Two thirds of the population felt
the impact of the sanctions rather indirectly and are not particularly concerned about them. Moreover, at least half of respondents see the sanctions as an opportunity
for the development of domestic industry – ‘they did not want to develop on their own, but now Western countries have forced them.’ This has further fueled optimism on the part of the common man.
With all the ups and downs, the peak of optimism came
at the end of summer and the beginning of autumn. By that time, most Russians had already calmed down following the shocks of February-March and began to actively adapt to the situation, at the same time accustoming themselves to the idea that the special military operation did not directly impact them – ‘it is being fought by professional soldiers and volunteers somewhere on the outskirts of the country.’ Thus, the announcement of the partial mobilization at the end of September came as nearly a bigger shock than the launch of the special operation.

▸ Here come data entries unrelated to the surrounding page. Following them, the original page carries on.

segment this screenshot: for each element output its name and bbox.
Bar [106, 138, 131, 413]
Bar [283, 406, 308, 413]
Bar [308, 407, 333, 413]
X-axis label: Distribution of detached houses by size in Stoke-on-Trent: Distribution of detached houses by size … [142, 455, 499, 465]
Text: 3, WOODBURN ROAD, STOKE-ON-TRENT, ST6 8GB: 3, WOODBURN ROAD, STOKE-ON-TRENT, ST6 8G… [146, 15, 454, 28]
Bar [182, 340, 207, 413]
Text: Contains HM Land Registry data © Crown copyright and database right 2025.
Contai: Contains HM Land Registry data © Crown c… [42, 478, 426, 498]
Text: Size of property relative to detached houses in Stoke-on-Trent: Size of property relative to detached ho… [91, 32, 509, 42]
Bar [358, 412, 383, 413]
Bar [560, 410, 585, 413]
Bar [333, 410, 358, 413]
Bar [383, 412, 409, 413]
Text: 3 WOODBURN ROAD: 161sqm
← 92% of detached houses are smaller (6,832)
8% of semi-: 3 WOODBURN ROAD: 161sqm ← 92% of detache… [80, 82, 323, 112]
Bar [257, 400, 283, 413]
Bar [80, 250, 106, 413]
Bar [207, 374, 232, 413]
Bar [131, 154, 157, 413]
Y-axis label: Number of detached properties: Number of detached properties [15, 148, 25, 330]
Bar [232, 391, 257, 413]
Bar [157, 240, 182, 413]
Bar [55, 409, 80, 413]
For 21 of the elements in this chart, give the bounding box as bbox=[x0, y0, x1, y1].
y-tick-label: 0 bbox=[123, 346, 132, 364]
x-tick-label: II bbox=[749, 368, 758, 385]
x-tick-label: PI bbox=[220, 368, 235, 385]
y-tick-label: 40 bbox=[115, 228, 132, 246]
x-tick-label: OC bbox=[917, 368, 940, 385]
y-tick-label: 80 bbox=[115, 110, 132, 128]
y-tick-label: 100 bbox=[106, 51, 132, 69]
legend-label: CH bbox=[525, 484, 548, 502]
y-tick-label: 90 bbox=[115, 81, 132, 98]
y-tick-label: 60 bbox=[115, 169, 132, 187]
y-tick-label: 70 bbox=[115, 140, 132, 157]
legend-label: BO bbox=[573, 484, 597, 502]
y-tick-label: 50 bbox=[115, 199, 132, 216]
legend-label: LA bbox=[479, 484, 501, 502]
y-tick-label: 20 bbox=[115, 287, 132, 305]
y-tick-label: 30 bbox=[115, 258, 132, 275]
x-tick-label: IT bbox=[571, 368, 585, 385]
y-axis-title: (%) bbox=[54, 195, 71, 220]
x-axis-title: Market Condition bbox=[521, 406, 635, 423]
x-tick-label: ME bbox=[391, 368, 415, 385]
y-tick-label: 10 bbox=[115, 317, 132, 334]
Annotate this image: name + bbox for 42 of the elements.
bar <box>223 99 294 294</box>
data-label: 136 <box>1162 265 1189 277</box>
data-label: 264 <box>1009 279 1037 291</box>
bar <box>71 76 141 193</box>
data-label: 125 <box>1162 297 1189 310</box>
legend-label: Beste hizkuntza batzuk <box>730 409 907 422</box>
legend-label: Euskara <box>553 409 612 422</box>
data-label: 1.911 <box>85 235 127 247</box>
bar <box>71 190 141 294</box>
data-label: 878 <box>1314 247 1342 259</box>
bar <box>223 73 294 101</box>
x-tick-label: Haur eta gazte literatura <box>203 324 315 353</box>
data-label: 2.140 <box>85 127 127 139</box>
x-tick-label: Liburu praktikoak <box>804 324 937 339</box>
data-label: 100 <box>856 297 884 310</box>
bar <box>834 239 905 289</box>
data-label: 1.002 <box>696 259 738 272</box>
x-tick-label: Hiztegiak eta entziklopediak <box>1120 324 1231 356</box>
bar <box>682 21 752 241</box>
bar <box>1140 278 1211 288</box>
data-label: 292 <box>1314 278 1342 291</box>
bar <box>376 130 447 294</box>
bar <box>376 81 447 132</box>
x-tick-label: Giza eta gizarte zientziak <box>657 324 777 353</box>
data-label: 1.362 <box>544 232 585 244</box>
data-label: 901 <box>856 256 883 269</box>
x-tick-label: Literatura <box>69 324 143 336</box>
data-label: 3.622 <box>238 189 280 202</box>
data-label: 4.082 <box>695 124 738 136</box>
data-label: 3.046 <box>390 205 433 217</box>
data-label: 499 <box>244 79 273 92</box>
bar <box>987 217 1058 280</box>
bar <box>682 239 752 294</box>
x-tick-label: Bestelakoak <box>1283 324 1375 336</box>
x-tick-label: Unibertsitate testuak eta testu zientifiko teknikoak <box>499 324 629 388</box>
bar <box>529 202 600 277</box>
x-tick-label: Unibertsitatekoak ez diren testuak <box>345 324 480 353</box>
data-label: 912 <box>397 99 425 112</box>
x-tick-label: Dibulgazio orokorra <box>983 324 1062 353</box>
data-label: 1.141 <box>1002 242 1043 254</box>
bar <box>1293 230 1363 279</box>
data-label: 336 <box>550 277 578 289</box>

At that time, very unclear criteria for being drafted, mess-ups at enlistment offices and contradictory statements by officials at various levels created the impression that almost any Russian man could be called up. This meant that what was happening could no longer be brushed aside. At the end of September, public sentiment deteriorated sharply. Russian society was facing tremendous stress, and assessments of the current situation tumbled
across the board, marking the biggest single deterioration
in the entire history of regular sociological surveys. Nevertheless, these events did not particularly affect
the government’s ratings.
The most egregious mess-ups at enlistment offices were eventually corrected, while frightened members of the well-to-do stratum were allowed to leave the country. Most importantly, by November the government reported that the mobilization had been wrapped up. Most of our respondents breathed a sigh of relief – ‘it’s over!’ Sentiment began to pick up, and by the end of the year it had almost completely pared the sharp losses at the end of September, approaching pre-mobilization levels: in July, 80% of respondents indicated a positive mood
, dipping to just 52% at end-September before rebounding to 63% in October and 77% in December. In addition, 68% said that the country was moving in the right direction
in August versus 63% in December.Nostalgia and family
Conversations with focus group participants, along with the responses to open-ended questions, point to several factors behind people’s seeming satisfaction with the current state of affairs. It is here – and not in a mythical endurance of Russians – where we must look for an answer to why people have successfully adapted to the hardships of 2022.
People who believe that the country is headed in the right direction usually mention increased social support: bigger pensions, benefits, welfare and broadly more concern shown by the state. Luckily, a significant part of the population has very modest expectations – ‘there are products in the stores – that’s already good;’ ‘we survived the 1990s and we will survive these difficulties too.’